Sloppy provides built-in agent tools to interact with MCP servers at runtime:

Discovery tools

ToolDescription
mcp.list_serversList all configured MCP servers and their capabilities
mcp.list_toolsList tools exposed by a specific MCP server
mcp.list_resourcesList resources exposed by a specific MCP server
mcp.list_promptsList prompts exposed by a specific MCP server

Interaction tools

ToolDescription
mcp.call_toolCall any tool on an MCP server by name with arguments
mcp.read_resourceRead a resource by URI from an MCP server
mcp.get_promptGet a prompt template and resolved messages

Config management tools

ToolDescription
mcp.save_serverAdd or update an MCP server entry in runtime config
mcp.remove_serverRemove an MCP server from runtime config
mcp.install_serverRun an install command, then save the server to config
mcp.uninstall_serverRun an uninstall command and optionally remove from config

Examples

Add an MCP server via config

Add a GitHub MCP server to sloppy.json:

json
{
  "mcp": {
    "servers": [
      {
        "id": "github",
        "transport": "stdio",
        "command": "npx",
        "arguments": ["-y", "@modelcontextprotocol/server-github"],
        "enabled": true,
        "exposeTools": true
      }
    ]
  }
}

Set the GITHUB_PERSONAL_ACCESS_TOKEN environment variable before starting Sloppy.

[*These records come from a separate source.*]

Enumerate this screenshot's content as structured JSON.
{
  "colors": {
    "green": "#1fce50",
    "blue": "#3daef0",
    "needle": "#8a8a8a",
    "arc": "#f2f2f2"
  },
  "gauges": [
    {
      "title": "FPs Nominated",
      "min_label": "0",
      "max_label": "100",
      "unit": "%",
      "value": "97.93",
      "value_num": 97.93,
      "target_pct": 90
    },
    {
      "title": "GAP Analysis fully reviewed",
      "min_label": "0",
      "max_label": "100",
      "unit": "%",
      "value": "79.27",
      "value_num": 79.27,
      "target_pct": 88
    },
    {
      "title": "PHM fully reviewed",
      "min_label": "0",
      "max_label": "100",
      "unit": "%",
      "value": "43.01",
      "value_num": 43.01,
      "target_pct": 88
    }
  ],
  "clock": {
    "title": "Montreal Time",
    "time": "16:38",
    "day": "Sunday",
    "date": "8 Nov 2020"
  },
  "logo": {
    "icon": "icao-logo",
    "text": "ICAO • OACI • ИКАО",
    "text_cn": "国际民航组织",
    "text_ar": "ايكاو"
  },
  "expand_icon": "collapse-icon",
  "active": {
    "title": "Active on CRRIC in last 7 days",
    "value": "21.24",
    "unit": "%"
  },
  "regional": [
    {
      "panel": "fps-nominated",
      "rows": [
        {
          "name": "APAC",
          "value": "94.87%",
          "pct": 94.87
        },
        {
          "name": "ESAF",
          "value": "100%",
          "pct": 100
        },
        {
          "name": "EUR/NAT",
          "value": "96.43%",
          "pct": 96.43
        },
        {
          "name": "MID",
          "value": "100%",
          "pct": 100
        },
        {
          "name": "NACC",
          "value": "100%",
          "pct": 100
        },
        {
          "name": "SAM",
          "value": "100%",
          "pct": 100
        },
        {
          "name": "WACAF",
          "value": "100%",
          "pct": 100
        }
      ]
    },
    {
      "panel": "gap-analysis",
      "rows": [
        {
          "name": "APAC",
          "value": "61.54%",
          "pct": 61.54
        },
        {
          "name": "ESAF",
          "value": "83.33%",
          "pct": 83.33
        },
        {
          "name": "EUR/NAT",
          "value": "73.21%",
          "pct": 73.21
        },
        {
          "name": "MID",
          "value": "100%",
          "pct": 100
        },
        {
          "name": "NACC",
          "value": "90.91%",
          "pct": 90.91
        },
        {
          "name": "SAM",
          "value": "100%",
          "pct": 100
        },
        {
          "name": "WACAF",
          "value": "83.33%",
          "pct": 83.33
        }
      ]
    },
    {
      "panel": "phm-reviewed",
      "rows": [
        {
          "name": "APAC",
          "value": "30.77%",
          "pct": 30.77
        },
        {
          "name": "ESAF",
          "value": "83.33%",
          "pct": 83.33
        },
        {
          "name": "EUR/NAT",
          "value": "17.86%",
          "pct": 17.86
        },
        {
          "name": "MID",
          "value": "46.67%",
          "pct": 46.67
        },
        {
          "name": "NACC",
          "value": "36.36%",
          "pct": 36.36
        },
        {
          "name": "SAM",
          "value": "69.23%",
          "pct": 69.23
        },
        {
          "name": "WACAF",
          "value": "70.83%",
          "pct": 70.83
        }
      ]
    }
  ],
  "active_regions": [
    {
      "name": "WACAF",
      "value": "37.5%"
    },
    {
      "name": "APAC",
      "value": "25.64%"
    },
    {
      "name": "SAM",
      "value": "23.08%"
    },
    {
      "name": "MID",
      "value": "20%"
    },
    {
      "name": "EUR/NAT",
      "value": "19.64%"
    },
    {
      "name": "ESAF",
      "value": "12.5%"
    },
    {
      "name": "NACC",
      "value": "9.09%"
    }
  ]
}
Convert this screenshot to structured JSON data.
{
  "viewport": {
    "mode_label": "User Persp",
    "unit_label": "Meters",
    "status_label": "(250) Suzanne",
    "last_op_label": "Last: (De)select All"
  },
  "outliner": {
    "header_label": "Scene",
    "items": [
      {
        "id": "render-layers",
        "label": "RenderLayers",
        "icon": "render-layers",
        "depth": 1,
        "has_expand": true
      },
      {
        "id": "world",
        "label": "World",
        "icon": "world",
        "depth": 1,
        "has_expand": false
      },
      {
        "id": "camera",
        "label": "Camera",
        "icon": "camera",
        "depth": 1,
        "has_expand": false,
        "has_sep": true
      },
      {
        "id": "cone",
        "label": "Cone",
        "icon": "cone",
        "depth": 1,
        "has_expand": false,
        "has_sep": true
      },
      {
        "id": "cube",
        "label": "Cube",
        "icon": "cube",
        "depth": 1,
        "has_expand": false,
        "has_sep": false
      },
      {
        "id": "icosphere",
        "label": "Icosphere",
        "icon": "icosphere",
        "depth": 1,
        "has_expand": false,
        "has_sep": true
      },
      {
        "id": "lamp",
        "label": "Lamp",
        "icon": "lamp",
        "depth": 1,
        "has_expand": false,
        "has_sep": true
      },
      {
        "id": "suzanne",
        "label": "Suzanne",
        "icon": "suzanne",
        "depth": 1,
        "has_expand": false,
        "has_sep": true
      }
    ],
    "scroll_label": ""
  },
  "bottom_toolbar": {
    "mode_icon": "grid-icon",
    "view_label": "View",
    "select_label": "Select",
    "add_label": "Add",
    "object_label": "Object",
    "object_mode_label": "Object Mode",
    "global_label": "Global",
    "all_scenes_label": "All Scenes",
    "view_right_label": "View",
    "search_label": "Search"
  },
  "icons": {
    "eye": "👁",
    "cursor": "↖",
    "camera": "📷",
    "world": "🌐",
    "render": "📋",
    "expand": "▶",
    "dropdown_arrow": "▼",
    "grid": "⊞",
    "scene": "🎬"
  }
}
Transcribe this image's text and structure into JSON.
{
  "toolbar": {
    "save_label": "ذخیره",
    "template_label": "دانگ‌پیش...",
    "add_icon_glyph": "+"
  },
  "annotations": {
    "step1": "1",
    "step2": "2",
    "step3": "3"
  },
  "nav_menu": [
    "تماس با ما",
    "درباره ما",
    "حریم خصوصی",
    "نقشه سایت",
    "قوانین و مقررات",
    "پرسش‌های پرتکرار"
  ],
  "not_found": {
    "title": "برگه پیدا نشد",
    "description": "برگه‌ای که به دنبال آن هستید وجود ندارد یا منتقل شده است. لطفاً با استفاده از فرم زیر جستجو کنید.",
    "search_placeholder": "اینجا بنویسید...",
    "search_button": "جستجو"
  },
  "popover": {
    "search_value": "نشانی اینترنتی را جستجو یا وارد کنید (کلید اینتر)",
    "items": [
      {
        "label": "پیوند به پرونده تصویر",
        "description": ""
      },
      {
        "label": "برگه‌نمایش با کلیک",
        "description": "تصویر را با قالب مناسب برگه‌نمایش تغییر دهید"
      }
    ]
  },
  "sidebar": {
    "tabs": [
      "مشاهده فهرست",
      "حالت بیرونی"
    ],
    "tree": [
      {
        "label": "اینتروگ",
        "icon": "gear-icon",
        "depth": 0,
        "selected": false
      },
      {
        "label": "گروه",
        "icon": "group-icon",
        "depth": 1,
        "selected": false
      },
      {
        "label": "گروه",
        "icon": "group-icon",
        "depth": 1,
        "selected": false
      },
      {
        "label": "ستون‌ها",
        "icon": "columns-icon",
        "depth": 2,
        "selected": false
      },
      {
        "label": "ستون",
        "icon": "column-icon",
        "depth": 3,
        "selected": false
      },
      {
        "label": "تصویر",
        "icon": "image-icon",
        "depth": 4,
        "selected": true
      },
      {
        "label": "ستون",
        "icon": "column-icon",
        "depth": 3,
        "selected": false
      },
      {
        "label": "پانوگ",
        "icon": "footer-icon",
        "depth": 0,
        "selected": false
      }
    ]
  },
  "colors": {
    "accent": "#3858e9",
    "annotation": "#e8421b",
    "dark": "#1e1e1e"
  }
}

Add an MCP server at runtime

An agent can use the mcp.save_server tool to register a new server without restarting:

json
{
  "id": "memory",
  "transport": "stdio",
  "command": "npx",
  "arguments": ["-y", "@modelcontextprotocol/server-memory"],
  "enabled": true,
  "exposeTools": true
}

Call an MCP tool

Using the mcp.call_tool agent tool:

json
{
  "server": "filesystem",
  "tool": "read_file",
  "arguments": {
    "path": "/tmp/workspace/README.md"
  }
}

HTTP server with authentication

json
{
  "id": "production-api",
  "transport": "http",
  "endpoint": "https://api.example.com/mcp",
  "headers": {
    "Authorization": "Bearer sk-prod-key",
    "X-Custom-Header": "value"
  },
  "timeoutMs": 30000,
  "enabled": true,
  "exposeTools": true,
  "exposeResources": false,
  "exposePrompts": false
}

Inspecting MCP from the CLI

You can inspect MCP configuration and tool availability from the terminal:

bash
# List MCP servers from config
sloppy mcp server

# List tools available to an agent (includes MCP tools)
sloppy mcp tool <agentId>

# Call an MCP tool via an agent
sloppy mcp call <agentId> read_file --args '{"path":"/tmp/workspace/README.md"}'

Connection lifecycle

  • Connections are created lazily on first use and reused for subsequent requests.
  • When config is updated at runtime, obsolete connections (removed servers) are disconnected automatically.
  • Discovery of dynamic tools runs once per config change and is cached until the next config update.
  • A configurable timeout prevents slow servers from blocking startup.

Guardrails

Install and uninstall commands executed through mcp.install_server and mcp.uninstall_server are subject to the runtime guardrails policy:

  • Commands are checked against deniedCommandPrefixes before execution.
  • Execution timeout is controlled by execTimeoutMs.
  • Output is capped at maxExecOutputBytes.